Ce jeu culte des années 80 est impossible à terminer. Et pas parce qu’il est super dur. Parce qu’il est impossible d’aller au-delà du niveau 256.
Nous sommes au début des années 1980. C’est l’âge d’or de l’arcade, et tous les geeks passent des heures sur Space Invaders, Asteroids et Galaxian. Et certains joueurs deviennent tellement bons qu’ils poussent ces bornes dans leurs derniers retranchements. Tout le monde connaît par exemple le kill screen de Donkey Kong (1983), qui provoque automatiquement la mort de Jumpman (Mario avant Mario) à l’écran 117. Mais il y a un autre cas très connu : celui de Pac-Man.
Un classique de l’arcade
Est-ce qu’on a besoin de vous présenter Pac-Man ? Apparu pour la première fois en 1980, ce “jeu de labyrinthe”, développé par les japonais de Namco, est un incontournable de l’arcade. Le principe est simple : on contrôle une petite boule jaune qui avale tout ce qui passe : des pac-gommes - petites boules dispersées à travers tout le niveau -, des fruits, voire les fantômes qui nous pourchassent (à condition d’être tombé sur un super pac-gomme au préalable). Plus on mange de trucs, plus on gagne de points. Pour passer au niveau suivant, il faut avoir englouti tous les pac-gommes.
Mais Pac-Man est un jeu d’arcade et, par définition, il ne fait pas de cadeaux (pour inciter les joueurs à remettre une pièce dans la machine). Le comportement des quatre fantômes est complémentaire et on peut vite se retrouver coincé. Pour ne rien arranger, à partir du niveau 19, les ectoplasmes ne se laissent plus avalés par Pac-Man, et à partir du niveau 21, ils se déplacent plus rapidement.
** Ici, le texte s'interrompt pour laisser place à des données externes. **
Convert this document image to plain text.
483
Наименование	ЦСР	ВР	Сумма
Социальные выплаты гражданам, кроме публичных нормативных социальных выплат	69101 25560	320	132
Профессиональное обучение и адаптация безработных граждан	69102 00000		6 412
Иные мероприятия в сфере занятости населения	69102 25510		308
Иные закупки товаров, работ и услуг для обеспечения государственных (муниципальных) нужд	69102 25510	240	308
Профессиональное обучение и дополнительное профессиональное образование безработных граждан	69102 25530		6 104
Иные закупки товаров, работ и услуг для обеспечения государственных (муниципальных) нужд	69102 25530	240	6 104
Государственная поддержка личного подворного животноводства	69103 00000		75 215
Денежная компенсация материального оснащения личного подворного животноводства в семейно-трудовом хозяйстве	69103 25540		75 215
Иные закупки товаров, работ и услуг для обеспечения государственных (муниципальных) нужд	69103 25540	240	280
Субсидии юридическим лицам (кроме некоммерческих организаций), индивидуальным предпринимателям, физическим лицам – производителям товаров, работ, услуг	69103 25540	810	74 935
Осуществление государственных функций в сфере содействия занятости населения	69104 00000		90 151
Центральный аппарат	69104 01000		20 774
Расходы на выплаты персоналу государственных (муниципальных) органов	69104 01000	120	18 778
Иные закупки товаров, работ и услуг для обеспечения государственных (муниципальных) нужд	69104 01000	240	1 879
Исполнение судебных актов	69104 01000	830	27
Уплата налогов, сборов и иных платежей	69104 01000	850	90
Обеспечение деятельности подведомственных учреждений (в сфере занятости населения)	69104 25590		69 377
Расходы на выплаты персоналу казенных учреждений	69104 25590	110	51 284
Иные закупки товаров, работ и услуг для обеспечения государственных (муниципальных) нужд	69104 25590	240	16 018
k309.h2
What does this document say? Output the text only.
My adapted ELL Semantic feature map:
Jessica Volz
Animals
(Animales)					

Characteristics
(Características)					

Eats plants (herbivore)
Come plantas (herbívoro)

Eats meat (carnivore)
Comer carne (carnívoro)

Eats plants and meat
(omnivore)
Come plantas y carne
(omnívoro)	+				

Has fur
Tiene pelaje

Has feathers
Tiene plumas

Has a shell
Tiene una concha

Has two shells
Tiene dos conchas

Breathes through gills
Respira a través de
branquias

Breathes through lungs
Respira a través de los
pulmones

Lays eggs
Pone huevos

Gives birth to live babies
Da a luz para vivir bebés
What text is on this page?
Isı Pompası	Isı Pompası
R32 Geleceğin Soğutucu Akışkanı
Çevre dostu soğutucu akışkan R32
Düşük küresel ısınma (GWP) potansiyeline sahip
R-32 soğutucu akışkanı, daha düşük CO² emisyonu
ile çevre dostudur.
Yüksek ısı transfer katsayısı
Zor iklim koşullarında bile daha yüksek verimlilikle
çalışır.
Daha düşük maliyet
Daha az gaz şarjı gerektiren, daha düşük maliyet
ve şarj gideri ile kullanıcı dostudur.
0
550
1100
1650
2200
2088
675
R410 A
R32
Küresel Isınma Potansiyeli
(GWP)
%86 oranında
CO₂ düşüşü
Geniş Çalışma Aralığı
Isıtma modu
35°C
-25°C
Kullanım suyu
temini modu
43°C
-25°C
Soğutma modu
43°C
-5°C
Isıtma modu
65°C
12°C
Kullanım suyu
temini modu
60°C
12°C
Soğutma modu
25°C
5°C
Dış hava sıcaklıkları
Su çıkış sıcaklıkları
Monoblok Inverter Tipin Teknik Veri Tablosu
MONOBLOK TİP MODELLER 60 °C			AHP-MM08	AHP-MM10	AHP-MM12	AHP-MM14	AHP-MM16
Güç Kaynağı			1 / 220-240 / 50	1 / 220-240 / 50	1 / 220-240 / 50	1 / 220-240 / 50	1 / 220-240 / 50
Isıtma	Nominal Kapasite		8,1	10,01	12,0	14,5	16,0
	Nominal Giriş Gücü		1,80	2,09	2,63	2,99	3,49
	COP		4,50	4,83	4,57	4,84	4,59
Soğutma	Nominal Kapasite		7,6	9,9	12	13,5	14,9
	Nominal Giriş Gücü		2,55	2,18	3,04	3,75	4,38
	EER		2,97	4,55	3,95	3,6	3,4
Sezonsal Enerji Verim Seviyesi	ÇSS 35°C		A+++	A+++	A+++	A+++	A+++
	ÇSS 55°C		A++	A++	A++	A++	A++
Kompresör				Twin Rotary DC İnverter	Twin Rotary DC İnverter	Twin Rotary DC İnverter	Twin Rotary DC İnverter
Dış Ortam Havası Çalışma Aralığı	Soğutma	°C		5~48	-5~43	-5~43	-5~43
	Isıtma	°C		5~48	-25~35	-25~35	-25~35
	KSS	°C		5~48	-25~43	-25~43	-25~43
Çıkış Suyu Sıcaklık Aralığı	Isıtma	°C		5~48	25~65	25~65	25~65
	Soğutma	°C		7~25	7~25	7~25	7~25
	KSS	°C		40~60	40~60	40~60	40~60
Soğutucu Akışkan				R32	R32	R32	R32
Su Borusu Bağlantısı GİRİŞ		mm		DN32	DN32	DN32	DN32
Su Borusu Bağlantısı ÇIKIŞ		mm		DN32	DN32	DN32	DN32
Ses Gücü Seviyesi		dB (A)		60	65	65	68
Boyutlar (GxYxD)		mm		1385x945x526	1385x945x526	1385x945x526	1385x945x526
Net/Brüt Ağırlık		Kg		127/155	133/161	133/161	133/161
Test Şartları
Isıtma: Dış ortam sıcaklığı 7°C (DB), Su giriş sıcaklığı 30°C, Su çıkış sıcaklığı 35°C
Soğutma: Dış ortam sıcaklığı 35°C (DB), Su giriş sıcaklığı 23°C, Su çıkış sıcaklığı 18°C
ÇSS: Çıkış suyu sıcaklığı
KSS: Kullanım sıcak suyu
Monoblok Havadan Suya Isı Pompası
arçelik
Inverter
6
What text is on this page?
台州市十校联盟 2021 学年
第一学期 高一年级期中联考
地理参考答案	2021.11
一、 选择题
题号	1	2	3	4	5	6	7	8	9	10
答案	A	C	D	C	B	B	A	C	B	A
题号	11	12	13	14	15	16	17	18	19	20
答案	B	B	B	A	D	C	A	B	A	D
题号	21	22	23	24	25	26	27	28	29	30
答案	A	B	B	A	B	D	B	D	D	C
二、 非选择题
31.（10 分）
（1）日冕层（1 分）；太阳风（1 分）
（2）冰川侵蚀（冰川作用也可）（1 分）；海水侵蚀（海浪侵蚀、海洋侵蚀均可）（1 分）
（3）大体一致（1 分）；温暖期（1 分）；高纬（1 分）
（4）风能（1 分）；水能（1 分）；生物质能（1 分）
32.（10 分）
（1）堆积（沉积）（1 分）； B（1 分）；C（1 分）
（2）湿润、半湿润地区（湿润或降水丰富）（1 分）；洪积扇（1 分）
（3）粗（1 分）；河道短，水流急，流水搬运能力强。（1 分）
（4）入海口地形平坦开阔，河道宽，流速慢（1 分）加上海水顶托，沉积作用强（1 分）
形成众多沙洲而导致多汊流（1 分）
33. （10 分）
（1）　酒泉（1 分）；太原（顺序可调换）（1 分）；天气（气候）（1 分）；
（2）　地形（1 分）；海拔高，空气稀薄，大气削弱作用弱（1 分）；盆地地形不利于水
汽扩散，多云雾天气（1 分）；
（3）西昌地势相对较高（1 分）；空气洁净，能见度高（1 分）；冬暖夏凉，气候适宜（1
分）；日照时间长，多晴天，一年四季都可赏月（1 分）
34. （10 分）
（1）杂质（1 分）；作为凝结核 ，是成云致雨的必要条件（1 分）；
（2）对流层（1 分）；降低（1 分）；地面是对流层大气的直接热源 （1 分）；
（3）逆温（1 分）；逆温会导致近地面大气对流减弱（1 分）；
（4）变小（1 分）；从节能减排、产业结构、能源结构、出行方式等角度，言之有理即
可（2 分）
(Crédits : Concord Monitor)

Le mystère du niveau 256
Ce n’est évidemment pas ça qui va arrêter les pro player (car oui, il y en avait déjà à l’époque). Par contre, même eux ne peuvent rien contre les limitations techniques de la borne Pac-Man. En 82 ou en 83 - selon les sources -, des joueurs vont découvrir que la “fin du jeu” se situe au niveau 256. Le jeu ne peut tout simplement pas aller au-delà.
Au niveau 256, Pac-Man part complètement en vrille. La partie droite de l’écran est envahie de lettres, de chiffres, de caractères étranges. La partie gauche, quant à elle, est encore jouable. On peut encore faire monter son score. D’ailleurs, pour obtenir le nombre maximum de points sur cette version - 3.333.360 -, il faut récupérer des pac-gommes cachés sous le gloubi-boulga de symboles. On peut même manipuler tout ce bazar : quand on perd une vie, une partie des pac-gommes réapparaît.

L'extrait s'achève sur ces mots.